General Information

Pregnancy: Tobramycin crosses the placenta. No reports linking the use of tobramycin to congenital defects have been located. Ototoxicity, which is known to occur after tobramycin therapy in humans, has not been reported as an effect of in utero exposure. However, other aminoglycosides (streptomycin) have been associated with infant ototoxicity following in utero exposure. If tobramycin is required to treat a serious maternal infection, benefit likely outweighs potential risk.

Breastfeeding: Only very small amounts of tobramycin are found in breast milk and tobramycin is poorly orally absorbed. Likely compatible. Monitor infant for gastrointestinal side effects. Maternal use of an ear drop or eye drop that contains tobramycin presents little or no risk for the nursing infant.

Pseudomonal and other gram negative infections, inhaled form used in cystic fibrosis.

Consult pharmacy for all patients receiving tobramycin for therapeutic drug monitoring and dose individualization. Monitor creatinine at least 2 - 3 times/week. Formal audiology testing is recommended if therapy is planned to last greater than 2 weeks or symptoms occur. Discontinue if any signs of ototoxicity.

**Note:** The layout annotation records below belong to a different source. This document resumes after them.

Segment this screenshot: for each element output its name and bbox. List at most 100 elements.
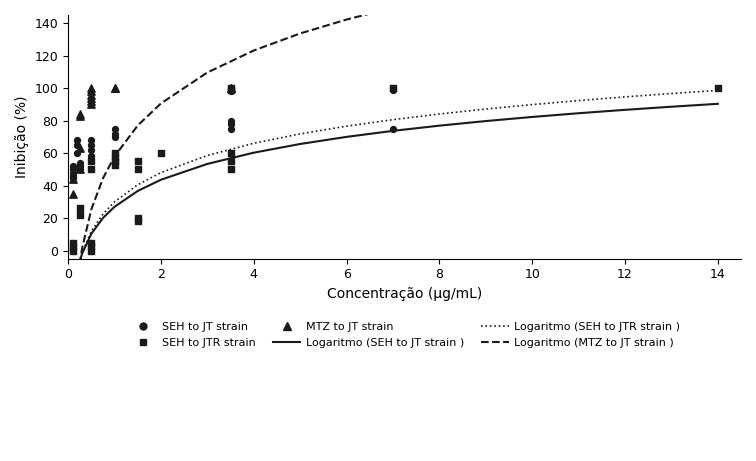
- Legend: SEH to JT strain, SEH to JTR strain, MTZ to JT strain, Logaritmo (SEH to JT stra: SEH to JT strain, SEH to JTR strain, MTZ…: [125, 318, 685, 352]
- SEH to JTR strain: [85, 158, 98, 165]
- Logaritmo (MTZ to JT strain ): [249, 48, 259, 53]
- SEH to JTR strain: [67, 244, 79, 251]
- SEH to JT strain: [109, 130, 121, 137]
- Logaritmo (MTZ to JT strain ): [296, 31, 305, 36]
- SEH to JTR strain: [109, 154, 121, 162]
- SEH to JT strain: [225, 125, 237, 132]
- MTZ to JT strain: [73, 111, 85, 118]
- SEH to JTR strain: [225, 86, 237, 94]
- SEH to JT strain: [67, 162, 79, 170]
- MTZ to JT strain: [109, 84, 121, 92]
- Logaritmo (SEH to JT strain ): [667, 104, 676, 109]
- SEH to JT strain: [67, 165, 79, 173]
- MTZ to JT strain: [73, 112, 85, 119]
- Logaritmo (SEH to JTR strain ): [713, 88, 722, 93]
- SEH to JT strain: [85, 153, 98, 160]
- SEH to JT strain: [85, 136, 98, 144]
- Logaritmo (MTZ to JT strain ): [133, 123, 142, 128]
- Logaritmo (SEH to JT strain ): [156, 177, 166, 183]
- SEH to JTR strain: [67, 247, 79, 254]
- Logaritmo (SEH to JTR strain ): [73, 267, 82, 272]
- SEH to JT strain: [67, 169, 79, 176]
- SEH to JTR strain: [67, 239, 79, 246]
- Logaritmo (SEH to JT strain ): [621, 107, 630, 112]
- SEH to JT strain: [109, 133, 121, 141]
- MTZ to JT strain: [225, 84, 237, 92]
- SEH to JTR strain: [225, 158, 237, 165]
- Logaritmo (SEH to JTR strain ): [203, 153, 212, 158]
- SEH to JTR strain: [85, 239, 98, 246]
- SEH to JTR strain: [109, 149, 121, 157]
- SEH to JTR strain: [132, 218, 144, 225]
- Logaritmo (SEH to JTR strain ): [249, 141, 259, 146]
- SEH to JT strain: [73, 162, 85, 170]
- SEH to JTR strain: [387, 84, 399, 92]
- SEH to JT strain: [85, 142, 98, 149]
- MTZ to JT strain: [73, 165, 85, 173]
- SEH to JT strain: [85, 146, 98, 154]
- MTZ to JT strain: [67, 176, 79, 183]
- Logaritmo (SEH to JTR strain ): [342, 124, 351, 129]
- Logaritmo (SEH to JT strain ): [66, 321, 75, 326]
- SEH to JT strain: [73, 165, 85, 173]
- SEH to JTR strain: [132, 214, 144, 222]
- Logaritmo (SEH to JT strain ): [133, 188, 142, 194]
- MTZ to JT strain: [109, 84, 121, 92]
- MTZ to JT strain: [73, 145, 85, 152]
- SEH to JTR strain: [132, 165, 144, 173]
- Logaritmo (SEH to JTR strain ): [110, 199, 119, 205]
- Logaritmo (SEH to JTR strain ): [156, 170, 166, 175]
- SEH to JT strain: [67, 172, 79, 180]
- Logaritmo (SEH to JT strain ): [528, 114, 537, 120]
- Logaritmo (SEH to JTR strain ): [621, 94, 630, 100]
- Logaritmo (MTZ to JT strain ): [87, 207, 96, 212]
- SEH to JT strain: [71, 142, 83, 149]
- SEH to JTR strain: [73, 205, 85, 212]
- Logaritmo (MTZ to JT strain ): [73, 277, 82, 282]
- Line: Logaritmo (SEH to JTR strain ): Logaritmo (SEH to JTR strain ): [70, 90, 717, 328]
- Logaritmo (MTZ to JT strain ): [66, 383, 75, 388]
- SEH to JTR strain: [73, 211, 85, 219]
- Logaritmo (SEH to JT strain ): [435, 123, 444, 129]
- SEH to JT strain: [71, 149, 83, 157]
- SEH to JT strain: [225, 88, 237, 95]
- Line: Logaritmo (SEH to JT strain ): Logaritmo (SEH to JT strain ): [70, 104, 717, 324]
- X-axis label: Concentração (µg/mL): Concentração (µg/mL): [327, 287, 482, 301]
- SEH to JTR strain: [109, 158, 121, 165]
- Logaritmo (SEH to JTR strain ): [98, 211, 107, 217]
- SEH to JTR strain: [711, 84, 723, 92]
- Logaritmo (SEH to JT strain ): [78, 251, 87, 256]
- MTZ to JT strain: [85, 84, 98, 92]
- Logaritmo (SEH to JTR strain ): [667, 91, 676, 96]
- Logaritmo (MTZ to JT strain ): [68, 330, 77, 335]
- Logaritmo (SEH to JTR strain ): [133, 182, 142, 188]
- MTZ to JT strain: [85, 97, 98, 105]
- Logaritmo (SEH to JT strain ): [249, 150, 259, 155]
- Logaritmo (SEH to JT strain ): [98, 215, 107, 221]
- MTZ to JT strain: [85, 100, 98, 108]
- SEH to JTR strain: [155, 149, 167, 157]
- SEH to JTR strain: [132, 158, 144, 165]
- MTZ to JT strain: [67, 190, 79, 197]
- SEH to JT strain: [71, 136, 83, 144]
- SEH to JTR strain: [225, 149, 237, 157]
- Logaritmo (SEH to JTR strain ): [68, 296, 77, 302]
- Logaritmo (MTZ to JT strain ): [156, 100, 166, 106]
- Logaritmo (SEH to JT strain ): [203, 161, 212, 167]
- SEH to JT strain: [387, 84, 399, 92]
- MTZ to JT strain: [85, 91, 98, 98]
- SEH to JT strain: [225, 117, 237, 124]
- SEH to JT strain: [109, 125, 121, 132]
- SEH to JTR strain: [225, 84, 237, 92]
- Line: Logaritmo (MTZ to JT strain ): Logaritmo (MTZ to JT strain ): [70, 0, 717, 385]
- SEH to JTR strain: [85, 242, 98, 249]
- SEH to JT strain: [73, 159, 85, 166]
- Logaritmo (SEH to JT strain ): [713, 101, 722, 106]
- SEH to JT strain: [225, 84, 237, 92]
- Logaritmo (SEH to JTR strain ): [87, 228, 96, 234]
- SEH to JT strain: [225, 120, 237, 128]
- Logaritmo (SEH to JT strain ): [296, 141, 305, 147]
- MTZ to JT strain: [85, 88, 98, 95]
- Logaritmo (SEH to JTR strain ): [66, 325, 75, 331]
- SEH to JT strain: [67, 174, 79, 181]
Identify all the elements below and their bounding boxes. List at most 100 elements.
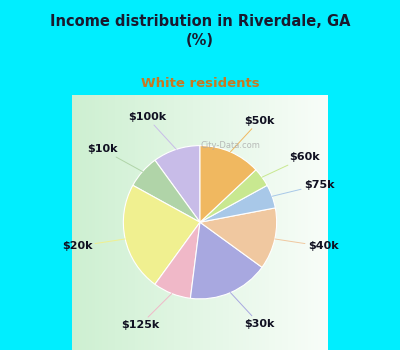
Bar: [184, 79, 187, 350]
Bar: [337, 79, 341, 350]
Bar: [69, 79, 72, 350]
Bar: [122, 79, 125, 350]
Bar: [108, 79, 112, 350]
Bar: [272, 79, 275, 350]
Bar: [239, 79, 242, 350]
Bar: [82, 79, 86, 350]
Bar: [148, 79, 151, 350]
Bar: [115, 79, 118, 350]
Bar: [36, 79, 40, 350]
Bar: [63, 79, 66, 350]
Bar: [89, 79, 92, 350]
Bar: [40, 79, 43, 350]
Bar: [301, 79, 305, 350]
Wedge shape: [155, 222, 200, 298]
Bar: [134, 79, 138, 350]
Text: $100k: $100k: [128, 112, 176, 149]
Bar: [56, 79, 59, 350]
Bar: [118, 79, 122, 350]
Bar: [200, 79, 203, 350]
Text: $30k: $30k: [230, 293, 274, 329]
Bar: [102, 79, 105, 350]
Text: $60k: $60k: [262, 152, 320, 177]
Bar: [161, 79, 164, 350]
Bar: [213, 79, 216, 350]
Bar: [344, 79, 347, 350]
Bar: [53, 79, 56, 350]
Bar: [269, 79, 272, 350]
Bar: [187, 79, 190, 350]
Bar: [331, 79, 334, 350]
Bar: [282, 79, 285, 350]
Text: White residents: White residents: [141, 77, 259, 90]
Bar: [216, 79, 220, 350]
Bar: [249, 79, 252, 350]
Bar: [357, 79, 360, 350]
Wedge shape: [200, 208, 277, 267]
Bar: [246, 79, 249, 350]
Bar: [128, 79, 131, 350]
Wedge shape: [200, 170, 267, 222]
Bar: [334, 79, 337, 350]
Wedge shape: [200, 185, 275, 222]
Bar: [360, 79, 364, 350]
Bar: [154, 79, 158, 350]
Bar: [138, 79, 141, 350]
Bar: [321, 79, 324, 350]
Bar: [174, 79, 177, 350]
Bar: [278, 79, 282, 350]
Text: $50k: $50k: [230, 116, 274, 152]
Bar: [252, 79, 256, 350]
Bar: [46, 79, 50, 350]
Text: $20k: $20k: [62, 239, 125, 251]
Bar: [86, 79, 89, 350]
Bar: [180, 79, 184, 350]
Bar: [210, 79, 213, 350]
Wedge shape: [200, 146, 256, 222]
Text: $40k: $40k: [275, 239, 338, 251]
Bar: [151, 79, 154, 350]
Wedge shape: [155, 146, 200, 222]
Wedge shape: [190, 222, 262, 299]
Bar: [285, 79, 288, 350]
Bar: [59, 79, 63, 350]
Bar: [76, 79, 79, 350]
Bar: [50, 79, 53, 350]
Bar: [190, 79, 194, 350]
Bar: [144, 79, 148, 350]
Bar: [292, 79, 295, 350]
Bar: [112, 79, 115, 350]
Bar: [167, 79, 170, 350]
Bar: [275, 79, 278, 350]
Bar: [158, 79, 161, 350]
Bar: [92, 79, 95, 350]
Bar: [206, 79, 210, 350]
Bar: [125, 79, 128, 350]
Bar: [233, 79, 236, 350]
Text: $75k: $75k: [272, 180, 334, 196]
Bar: [226, 79, 230, 350]
Bar: [305, 79, 308, 350]
Bar: [170, 79, 174, 350]
Bar: [314, 79, 318, 350]
Bar: [318, 79, 321, 350]
Bar: [141, 79, 144, 350]
Bar: [308, 79, 311, 350]
Text: City-Data.com: City-Data.com: [201, 141, 260, 150]
Bar: [295, 79, 298, 350]
Text: $10k: $10k: [87, 144, 142, 172]
Bar: [259, 79, 262, 350]
Wedge shape: [123, 185, 200, 284]
Bar: [66, 79, 69, 350]
Bar: [262, 79, 266, 350]
Bar: [350, 79, 354, 350]
Bar: [79, 79, 82, 350]
Bar: [298, 79, 301, 350]
Bar: [203, 79, 206, 350]
Bar: [95, 79, 99, 350]
Text: Income distribution in Riverdale, GA
(%): Income distribution in Riverdale, GA (%): [50, 14, 350, 48]
Bar: [223, 79, 226, 350]
Bar: [341, 79, 344, 350]
Bar: [311, 79, 314, 350]
Bar: [347, 79, 350, 350]
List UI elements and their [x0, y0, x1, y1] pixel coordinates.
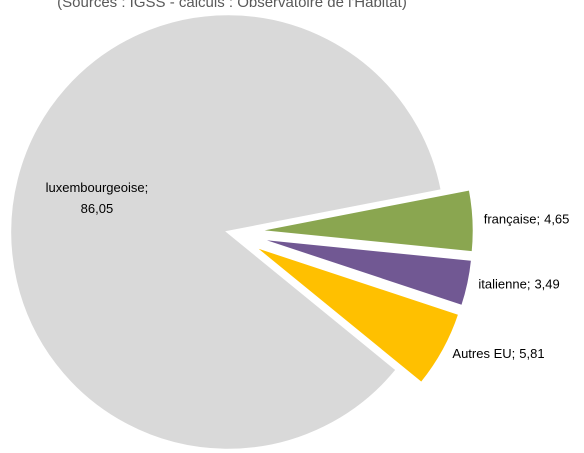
pie-slice [251, 244, 462, 386]
label-separator: ; [512, 347, 516, 362]
label-category: française [484, 212, 537, 227]
label-value: 3,49 [534, 277, 559, 292]
data-label: italienne; 3,49 [478, 277, 559, 292]
data-label: Autres EU; 5,81 [452, 347, 544, 362]
label-value: 86,05 [81, 201, 114, 216]
label-category: luxembourgeoise [46, 180, 145, 195]
label-value: 5,81 [519, 347, 544, 362]
data-label: luxembourgeoise; 86,05 [46, 180, 149, 216]
label-category: Autres EU [452, 347, 511, 362]
data-label: française; 4,65 [484, 212, 570, 227]
label-separator: ; [536, 212, 540, 227]
pie-slice [254, 236, 474, 308]
pie-slice [255, 187, 476, 254]
label-separator: ; [145, 180, 149, 195]
pie-slice [8, 12, 444, 452]
label-separator: ; [527, 277, 531, 292]
label-category: italienne [478, 277, 526, 292]
label-value: 4,65 [544, 212, 569, 227]
chart-subtitle: (Sources : IGSS - calculs : Observatoire… [57, 0, 407, 11]
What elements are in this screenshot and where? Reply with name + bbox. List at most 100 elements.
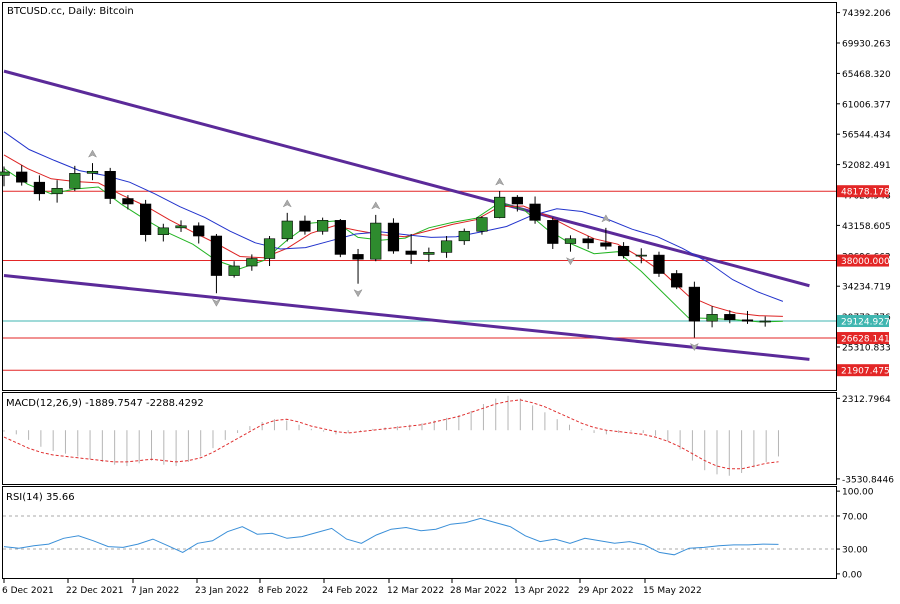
candle-bear: [405, 250, 417, 255]
macd-title: MACD(12,26,9) -1889.7547 -2288.4292: [6, 398, 204, 409]
candle-bull: [759, 320, 771, 323]
main-y-tick-label: 69930.263: [842, 39, 891, 49]
main-panel-frame: [2, 2, 837, 391]
x-tick-label: 23 Jan 2022: [195, 586, 249, 596]
x-tick-label: 22 Dec 2021: [66, 586, 124, 596]
x-tick-label: 28 Mar 2022: [450, 586, 507, 596]
candle-bear: [600, 242, 612, 247]
candle-bull: [281, 220, 293, 240]
rsi-panel-frame: [2, 486, 837, 579]
candle-bear: [547, 220, 559, 244]
main-chart: 74392.206 69930.263 65468.320 61006.377 5654…: [0, 6, 891, 377]
fractal-up-arrow: [282, 199, 292, 208]
rsi-y-tick-label: 0.00: [842, 570, 862, 580]
level-price-tag: [837, 185, 889, 198]
macd-y-tick-label: 2312.7964: [842, 395, 891, 405]
candle-bull: [423, 252, 435, 255]
level-price-label: 26628.141: [841, 335, 890, 345]
x-tick-label: 13 Apr 2022: [514, 586, 570, 596]
main-y-tick-label: 25310.833: [842, 344, 891, 354]
candle-bear: [140, 203, 152, 235]
candle-bull: [564, 238, 577, 244]
candle-bear: [33, 181, 46, 195]
macd-panel-frame: [2, 392, 837, 485]
level-price-tag: [837, 332, 889, 345]
candle-bull: [51, 188, 63, 195]
fractal-up-arrow: [601, 214, 611, 223]
candle-bull: [440, 240, 453, 253]
fractal-down-arrow: [689, 342, 700, 352]
candle-bear: [617, 245, 630, 257]
main-y-tick-label: 52082.491: [842, 161, 891, 171]
main-chart-title: BTCUSD.cc, Daily: Bitcoin: [7, 6, 134, 17]
candle-bull: [157, 227, 169, 235]
x-tick-label: 29 Apr 2022: [578, 586, 634, 596]
macd-chart: 2312.7964 -3530.8446 MACD(12,26,9) -1889.…: [3, 395, 894, 485]
candle-bull: [458, 230, 470, 242]
fractal-up-arrow: [87, 149, 98, 158]
candle-bear: [299, 220, 311, 232]
candle-bull: [370, 222, 382, 260]
main-y-tick-label: 56544.434: [842, 131, 891, 141]
x-tick-label: 7 Jan 2022: [131, 586, 179, 596]
candle-bear: [193, 225, 205, 237]
candle-bear: [210, 235, 223, 276]
candle-bull: [86, 170, 99, 174]
candle-bear: [334, 220, 346, 255]
x-axis: 6 Dec 2021 22 Dec 2021 7 Jan 2022 23 Jan 20…: [2, 578, 702, 596]
candle-bull: [706, 314, 718, 322]
main-y-tick-label: 43158.605: [842, 222, 891, 232]
fractal-up-arrow: [371, 201, 381, 210]
candle-bull: [69, 173, 81, 189]
candle-bull: [228, 265, 240, 276]
main-y-tick-label: 34234.719: [842, 283, 891, 293]
rsi-chart: 100.00 70.00 30.00 0.00 RSI(14) 35.66: [3, 488, 874, 580]
candle-bear: [511, 196, 523, 205]
moving-average-line: [3, 131, 784, 302]
level-price-tag: [837, 315, 889, 328]
candle-bull: [175, 225, 187, 229]
fractal-down-arrow: [565, 257, 576, 266]
fractal-down-arrow: [353, 289, 363, 298]
candle-bear: [104, 170, 116, 199]
main-y-tick-label: 74392.206: [842, 9, 891, 19]
trendline: [3, 69, 810, 288]
rsi-y-tick-label: 70.00: [842, 512, 868, 522]
x-tick-label: 12 Mar 2022: [387, 586, 444, 596]
candle-bear: [352, 254, 364, 260]
rsi-title: RSI(14) 35.66: [6, 492, 75, 503]
candle-bear: [387, 222, 400, 252]
candle-bull: [317, 220, 329, 232]
candle-bear: [582, 238, 594, 244]
level-price-label: 29124.927: [841, 318, 890, 328]
candle-bear: [653, 254, 665, 274]
level-price-tag: [837, 364, 889, 377]
level-price-label: 21907.475: [841, 367, 890, 377]
main-y-tick-label: 65468.320: [842, 70, 891, 80]
macd-y-tick-label: -3530.8446: [842, 475, 894, 485]
level-price-label: 38000.000: [841, 257, 890, 267]
trendline: [3, 274, 810, 361]
rsi-y-tick-label: 100.00: [842, 488, 874, 498]
rsi-line: [3, 517, 779, 556]
candle-bull: [494, 196, 506, 218]
candle-bear: [688, 286, 700, 322]
candle-bull: [0, 171, 10, 176]
fractal-down-arrow: [211, 298, 222, 307]
candle-bull: [263, 238, 276, 259]
candle-bear: [529, 203, 541, 221]
rsi-y-tick-label: 30.00: [842, 546, 868, 556]
candle-bear: [671, 273, 683, 288]
x-tick-label: 15 May 2022: [643, 586, 702, 596]
candle-bear: [724, 314, 736, 321]
macd-signal-line: [3, 399, 779, 470]
x-tick-label: 8 Feb 2022: [258, 586, 308, 596]
main-y-tick-label: 61006.377: [842, 100, 891, 110]
candle-bull: [476, 217, 488, 232]
candle-bear: [741, 319, 754, 322]
fractal-up-arrow: [495, 177, 505, 186]
level-price-label: 48178.178: [841, 188, 890, 198]
x-tick-label: 6 Dec 2021: [2, 586, 54, 596]
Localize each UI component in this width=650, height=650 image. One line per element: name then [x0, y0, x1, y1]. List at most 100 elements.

Multiple daily dosing: Serum levels recommended around the third dose following initial therapy or with any change in dose:

  • Pre-dose level: 0 to 30 minutes before next dose (should be less than 2 mg/L)
  • Post-dose level: 30 minutes after completion of an IV infusion (should be 6 - 10 mg/L, target can be lower for urinary tract infections).

Once daily dosing: target trough: < 1 mg/L (peak levels not required).

Check tobramycin levels earlier in patients with impaired renal function.

Nephrotoxicity (non-oliguric) - greater toxicity with longer duration and supratherapeutic trough levels; avoid concomitant nephrotoxins.

Vestibulocochlear toxicity (irreversible) - require audiology testing if prolonged use

Can exacerbate neuromuscular blockade - e.g. contraindicated in patients with myasthenia gravis.

Increased nephrotoxicity with other nephrotoxins (ie. NSAIDS, contrast dye, vancomycin).

Increased ototoxicity: furosemide.

Neuromuscular blockade agents - respiratory paralysis.

In obesity (total body weight (TBW) more than 125% ideal body weight (IBW)), dosing weight is IBW + 0.4 (TBW - IBW). Consult pharmacy.

Formal audiology assessment if planning to use aminoglycoside for greater than 2 weeks or if symptoms develop.

Inform patient of risk of ototoxicity to report any symptoms.

Contraindicated in patients with myasthenia gravis.